Indeed, Dawkins is an atheist evangelist, preaching his faith with the fervor of an Old Testament prophet. He portrays himself as a kind of liberator, freeing the world from its bondage to religion while building his own megachurch of unbelief. Dawkins once told me that he found the first of the Ten Commandments – “You shall have no other gods before Me” – to be the most personally offensive. At the time, I was not sure what he meant.
Since then, however, it has become clear that Dawkins, having aspirations of his own, did not like this exclusivity clause. Something of an object of worship himself, his website plays host to the largest atheist congregation outside of North Korea, promoting all things Richard Dawkins: books, videos, trinkets and, of course, atheism — or, more precisely, Richard Dawkins’ version of atheism. It has become the basis of a movement. His converts have conferences and Sunday meetings, and they have even created campus groups to reach the lost.
Nowhere has this mimicry been more laughably apparent, however, than in Dawkins’ efforts to proselytize children. In 2009, he helped launch – no kidding – an atheist summer camp. One imagines children roasting marshmallows as Dawkins reads some titillating passage from The Origin of Species or, more likely, The God Delusion. That must not have worked out too well, so the professor wrote The Magic of Reality, which is, in effect, The God Delusion for kids (though somewhat more insightful and less bombastic).

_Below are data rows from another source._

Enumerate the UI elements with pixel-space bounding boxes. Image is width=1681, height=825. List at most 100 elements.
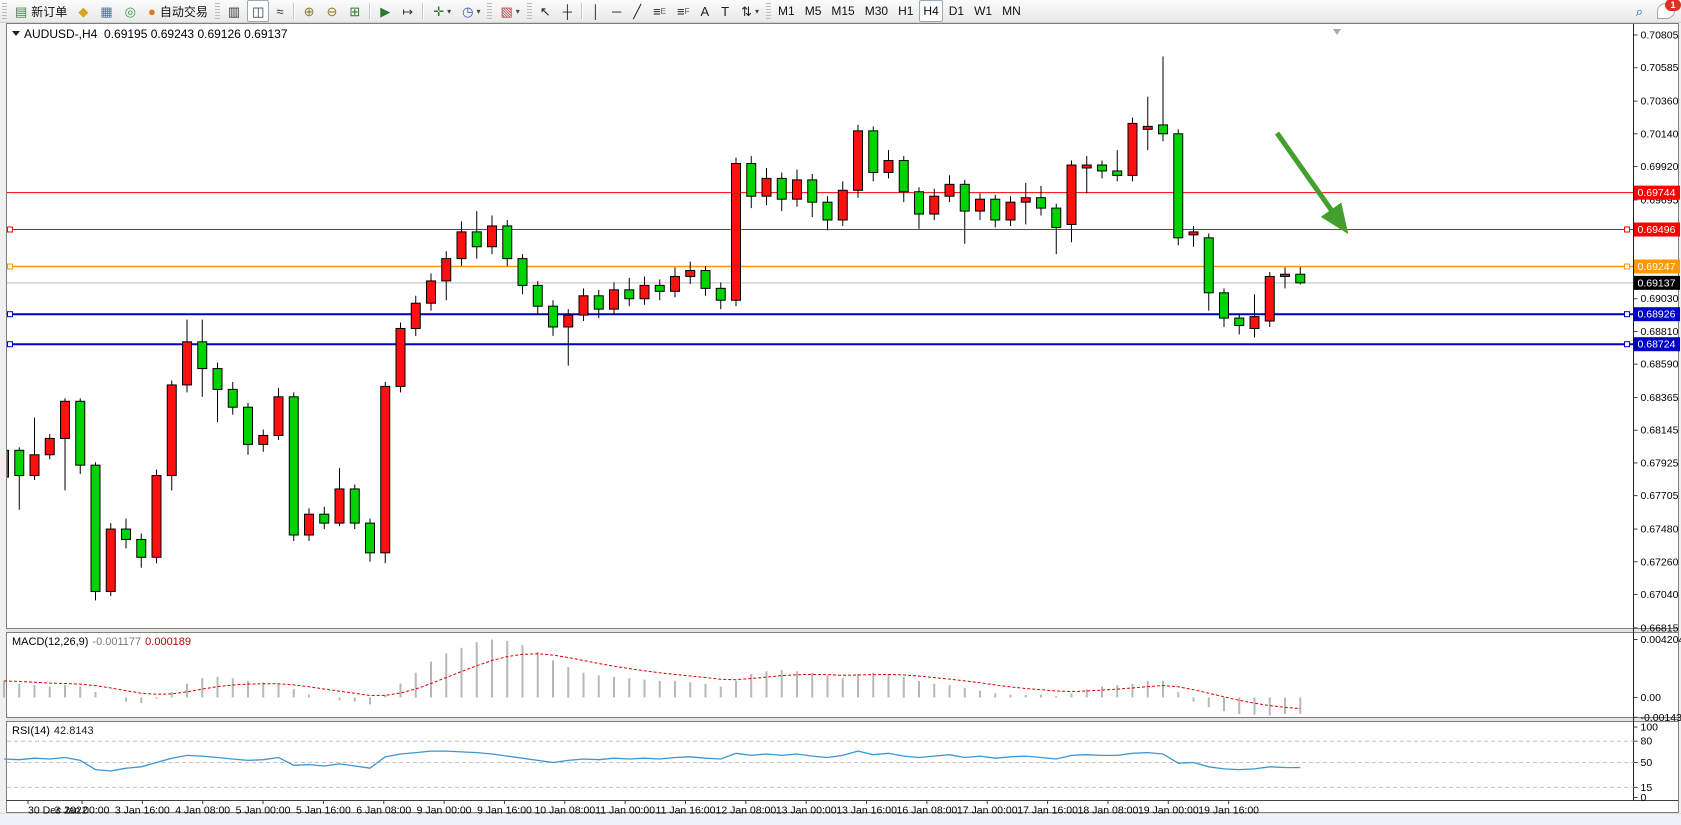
- candle: [853, 130, 863, 191]
- fibonacci-tool-icon: ≡: [677, 3, 685, 19]
- zoom-in-button[interactable]: ⊕: [299, 0, 320, 22]
- candlestick-type-button[interactable]: ◫: [247, 0, 270, 22]
- new-chart-button[interactable]: ✛ ▾: [428, 0, 455, 22]
- toolbar-separator: [369, 3, 372, 19]
- autotrading-button[interactable]: ● 自动交易: [143, 0, 212, 22]
- timeframe-d1-button[interactable]: D1: [945, 0, 968, 22]
- trendline-tool-button[interactable]: ╱: [628, 0, 646, 22]
- level-price-box-label: 0.68926: [1638, 309, 1676, 321]
- navigator-button[interactable]: ◎: [120, 0, 141, 22]
- line-drag-handle[interactable]: [1624, 341, 1630, 348]
- rsi-value: 42.8143: [53, 725, 94, 737]
- line-drag-handle[interactable]: [1624, 311, 1630, 318]
- profiles-button[interactable]: ◷ ▾: [457, 0, 484, 22]
- equidistant-channel-tool-button[interactable]: ≡ E: [648, 0, 670, 22]
- pane-separator[interactable]: [6, 717, 1678, 722]
- dropdown-arrow-icon[interactable]: ▾: [515, 6, 520, 16]
- bar-chart-type-button[interactable]: ▥: [223, 0, 245, 22]
- candle: [700, 270, 711, 289]
- dropdown-arrow-icon[interactable]: ▾: [476, 6, 481, 16]
- chart-title-dropdown-icon[interactable]: [12, 31, 20, 36]
- chart-shift-button[interactable]: ↦: [397, 0, 418, 22]
- chart-shift-marker-icon: [1333, 29, 1341, 35]
- pane-separator[interactable]: [6, 628, 1678, 633]
- candle: [273, 396, 284, 436]
- fibonacci-tool-button[interactable]: ≡ F: [672, 0, 693, 22]
- candle: [914, 191, 924, 215]
- timeframe-mn-button-label: MN: [1002, 4, 1021, 18]
- candle: [883, 160, 894, 173]
- chart-title: AUDUSD-,H4 0.69195 0.69243 0.69126 0.691…: [24, 27, 288, 41]
- candle: [487, 225, 497, 248]
- text-tool-button[interactable]: A: [696, 0, 715, 22]
- line-drag-handle[interactable]: [1624, 263, 1630, 270]
- chat-button[interactable]: 1: [1657, 0, 1681, 19]
- level-price-box: [1634, 185, 1680, 200]
- timeframe-m5-button[interactable]: M5: [801, 0, 826, 22]
- time-axis-label: 18 Jan 08:00: [1078, 805, 1139, 817]
- candle: [685, 270, 696, 277]
- text-label-tool-button[interactable]: T: [716, 0, 734, 22]
- line-drag-handle[interactable]: [7, 226, 13, 233]
- dropdown-arrow-icon[interactable]: ▾: [447, 6, 452, 16]
- timeframe-m1-button[interactable]: M1: [774, 0, 799, 22]
- candle: [14, 449, 25, 477]
- candle: [944, 183, 955, 197]
- new-chart-icon: ✛: [433, 3, 445, 19]
- time-axis-label: 3 Jan 00:00: [55, 805, 110, 817]
- down-trend-arrow[interactable]: [1274, 131, 1349, 235]
- vertical-line-tool-button[interactable]: │: [587, 0, 605, 22]
- timeframe-mn-button[interactable]: MN: [998, 0, 1025, 22]
- tile-windows-button[interactable]: ⊞: [344, 0, 365, 22]
- expert-advisors-button[interactable]: ◆: [73, 0, 93, 22]
- arrows-tool-icon: ⇅: [741, 3, 753, 19]
- line-drag-handle[interactable]: [7, 311, 13, 318]
- time-axis-label: 19 Jan 00:00: [1138, 805, 1199, 817]
- timeframe-h4-button-label: H4: [923, 4, 939, 18]
- zoom-out-button[interactable]: ⊖: [321, 0, 342, 22]
- timeframe-m30-button[interactable]: M30: [861, 0, 892, 22]
- line-drag-handle[interactable]: [1624, 226, 1630, 233]
- level-price-box: [1634, 259, 1680, 274]
- search-button[interactable]: ⌕: [1631, 0, 1648, 22]
- vertical-line-tool-icon: │: [591, 3, 601, 19]
- arrows-tool-button[interactable]: ⇅ ▾: [736, 0, 763, 22]
- candle: [654, 284, 665, 292]
- candle: [1020, 197, 1031, 203]
- price-axis-tick-label: 0.70360: [1641, 96, 1679, 108]
- timeframe-w1-button[interactable]: W1: [970, 0, 996, 22]
- market-watch-button[interactable]: ▦: [95, 0, 117, 22]
- horizontal-line-tool-button[interactable]: ─: [607, 0, 626, 22]
- indicators-button[interactable]: ▧ ▾: [495, 0, 523, 22]
- candle: [1249, 316, 1260, 329]
- cursor-tool-button[interactable]: ↖: [535, 0, 556, 22]
- candle: [670, 275, 680, 292]
- candle: [532, 284, 543, 307]
- line-chart-type-button[interactable]: ≈: [271, 0, 288, 22]
- candle: [365, 522, 375, 554]
- price-axis-tick-label: 0.69030: [1641, 293, 1679, 305]
- candle: [44, 437, 55, 456]
- dropdown-arrow-icon[interactable]: ▾: [755, 6, 760, 16]
- macd-axis-label: -0.001433: [1641, 712, 1681, 724]
- candle: [868, 130, 879, 173]
- rsi-axis-label: 80: [1641, 736, 1653, 748]
- rsi-line: [3, 750, 1301, 772]
- toolbar-grip: [214, 3, 220, 19]
- timeframe-m15-button[interactable]: M15: [827, 0, 858, 22]
- price-axis-tick-label: 0.67260: [1641, 556, 1679, 568]
- time-axis-label: 9 Jan 00:00: [417, 805, 472, 817]
- auto-scroll-button[interactable]: ▶: [375, 0, 395, 22]
- time-axis-label: 9 Jan 16:00: [477, 805, 532, 817]
- candle: [243, 406, 253, 445]
- line-drag-handle[interactable]: [7, 263, 13, 270]
- timeframe-m30-button-label: M30: [864, 4, 889, 18]
- crosshair-tool-button[interactable]: ┼: [558, 0, 577, 22]
- line-drag-handle[interactable]: [7, 341, 13, 348]
- timeframe-h4-button[interactable]: H4: [919, 0, 943, 22]
- line-chart-type-icon: ≈: [276, 3, 284, 19]
- timeframe-h1-button[interactable]: H1: [894, 0, 917, 22]
- candle: [471, 231, 482, 248]
- new-order-button[interactable]: ▤ 新订单: [10, 0, 71, 22]
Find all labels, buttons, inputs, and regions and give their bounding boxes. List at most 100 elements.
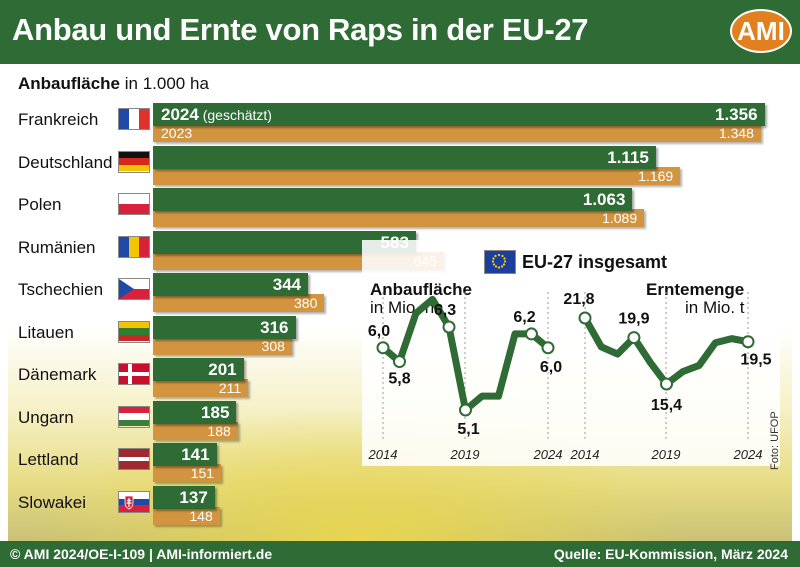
bar-chart-unit: in 1.000 ha — [124, 74, 209, 93]
value-label-2023: 148 — [189, 507, 213, 524]
hungary-flag-icon — [118, 405, 150, 428]
romania-flag-icon — [118, 235, 150, 258]
country-label: Tschechien — [18, 280, 104, 299]
value-label-2023: 211 — [218, 380, 242, 396]
country-label: Litauen — [18, 322, 74, 342]
data-label: 21,8 — [563, 291, 594, 308]
slovakia-flag-icon — [118, 490, 150, 513]
value-label-2023: 1.169 — [638, 167, 674, 184]
data-label: 6,0 — [540, 359, 562, 376]
bar-2024: 1.115 — [153, 145, 656, 169]
footer-source: Quelle: EU-Kommission, März 2024 — [553, 546, 788, 562]
bar-2023: 308 — [153, 336, 292, 355]
country-label: Dänemark — [18, 365, 97, 384]
data-point — [660, 377, 673, 391]
value-label-2023: 380 — [294, 295, 318, 311]
data-point — [442, 320, 456, 334]
country-label: Slowakei — [18, 492, 87, 512]
eu-flag-icon — [484, 250, 516, 274]
data-point — [627, 331, 641, 345]
bar-2023: 1.169 — [153, 166, 681, 185]
value-label-2023: 188 — [207, 422, 231, 439]
footer-copyright: © AMI 2024/OE-I-109 | AMI-informiert.de — [10, 546, 273, 562]
tick-label: 2019 — [651, 447, 681, 462]
bar-2024: 141 — [153, 443, 217, 466]
bar-2024: 201 — [153, 358, 244, 381]
value-label-2023: 1.348 — [718, 125, 754, 141]
data-point — [541, 341, 555, 355]
czechia-flag-icon — [118, 278, 150, 300]
bar-2023: 151 — [153, 464, 222, 482]
bar-2024: 137 — [153, 485, 215, 509]
bar-2023: 380 — [153, 294, 325, 312]
bar-2024: 316 — [153, 315, 296, 339]
ami-logo: AMI — [730, 9, 792, 53]
value-label-2023: 308 — [261, 337, 285, 354]
lithuania-flag-icon — [118, 320, 150, 343]
value-label-2024: 137 — [179, 487, 208, 507]
tick-label: 2024 — [733, 447, 763, 462]
harvest-line-unit: in Mio. t — [685, 298, 745, 317]
data-label: 19,5 — [740, 352, 771, 369]
poland-flag-icon — [118, 193, 150, 215]
bar-2023: 211 — [153, 379, 249, 397]
bar-2024: 1.356 2024 (geschätzt) — [153, 103, 765, 126]
data-point — [376, 341, 390, 355]
header-banner: Anbau und Ernte von Raps in der EU-27 AM… — [0, 0, 800, 64]
data-point — [525, 327, 538, 341]
tick-label: 2014 — [570, 447, 600, 462]
france-flag-icon — [118, 108, 150, 130]
value-label-2023: 151 — [190, 465, 215, 481]
data-point — [393, 355, 406, 369]
legend-2024: 2024 (geschätzt) — [161, 105, 272, 124]
bar-2024: 185 — [153, 400, 237, 424]
area-line-title: Anbaufläche — [370, 280, 473, 299]
eu-total-title: EU-27 insgesamt — [522, 252, 668, 272]
value-label-2024: 201 — [208, 360, 237, 379]
latvia-flag-icon — [118, 448, 150, 470]
bar-chart-heading: Anbaufläche in 1.000 ha — [18, 74, 209, 94]
data-label: 5,1 — [457, 421, 479, 438]
country-label: Frankreich — [18, 110, 99, 129]
bar-chart-title: Anbaufläche — [18, 74, 121, 93]
data-point — [459, 403, 472, 417]
country-label: Deutschland — [18, 152, 113, 172]
country-label: Ungarn — [18, 407, 74, 427]
tick-label: 2014 — [368, 447, 398, 462]
harvest-line-title: Erntemenge — [646, 280, 745, 299]
bar-2024: 344 — [153, 273, 309, 296]
bar-2023: 1.089 — [153, 209, 645, 227]
bar-2023: 1.348 2023 — [153, 124, 761, 142]
tick-label: 2024 — [533, 447, 563, 462]
data-point — [578, 311, 592, 325]
value-label-2024: 1.356 — [715, 105, 758, 124]
denmark-flag-icon — [118, 363, 150, 385]
data-label: 5,8 — [388, 371, 410, 388]
value-label-2024: 141 — [181, 445, 210, 464]
data-point — [741, 335, 755, 349]
value-label-2024: 344 — [272, 275, 302, 294]
value-label-2024: 1.063 — [582, 190, 626, 209]
data-label: 6,2 — [513, 309, 535, 326]
data-label: 6,0 — [368, 323, 390, 340]
value-label-2024: 185 — [201, 402, 230, 422]
data-label: 6,3 — [434, 302, 456, 319]
germany-flag-icon — [118, 150, 150, 173]
value-label-2023: 1.089 — [602, 210, 638, 226]
data-label: 15,4 — [651, 397, 682, 414]
tick-label: 2019 — [450, 447, 480, 462]
bar-2024: 1.063 — [153, 188, 633, 211]
value-label-2024: 1.115 — [607, 147, 649, 167]
country-label: Lettland — [18, 450, 79, 469]
country-label: Polen — [18, 195, 62, 214]
value-label-2024: 316 — [260, 317, 289, 337]
bar-2023: 188 — [153, 421, 238, 440]
page-title: Anbau und Ernte von Raps in der EU-27 — [12, 12, 589, 47]
photo-credit: Foto: UFOP — [769, 411, 781, 470]
data-label: 19,9 — [618, 311, 649, 328]
footer-bar: © AMI 2024/OE-I-109 | AMI-informiert.de … — [0, 541, 800, 567]
country-label: Rumänien — [18, 237, 96, 257]
bar-2023: 148 — [153, 506, 220, 525]
legend-2023: 2023 — [161, 125, 193, 141]
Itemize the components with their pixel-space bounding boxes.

Of course, it was Dawkins who labeled as child abusers those parents and teachers who instruct their charges in a given view of life. And yet The Magic of Reality does precisely that. According to Dawkins, it is meant to be read by children or, better yet, by parents to their children. It is a sort of anti-religious catechism. This is not because the book is void of factual or even interesting information; it is, rather, due to the context in which Dawkins arranges the facts, slanting the table in a manner that is oddly reminiscent of those he accuses of indoctrinating the young. Apparently, indoctrinating the young is an acceptable vocation provided you believe that all truly wise men do not follow a star to Bethlehem, but to North Oxford.
In the final analysis, The Magic of Reality lacks, well, the magic that a children’s book must possess. On the contrary, Dawkins would rob children of the true magic of life: meaning. One can always hope that Dawkins, like the Grinch, will realize that the magic of Christmas — and that of reality itself — is not found in the tangible. Then again, maybe Dawkins is seeking to become atheism’s Oxford equivalent to C.S. Lewis, whose stories continue to excite the imaginations of young and old alike some five decades after his death. If so, the Lewis estate need not worry. The place of the pipe-smoking inventor of Narnia within the canon of children’s literature is firmly intact.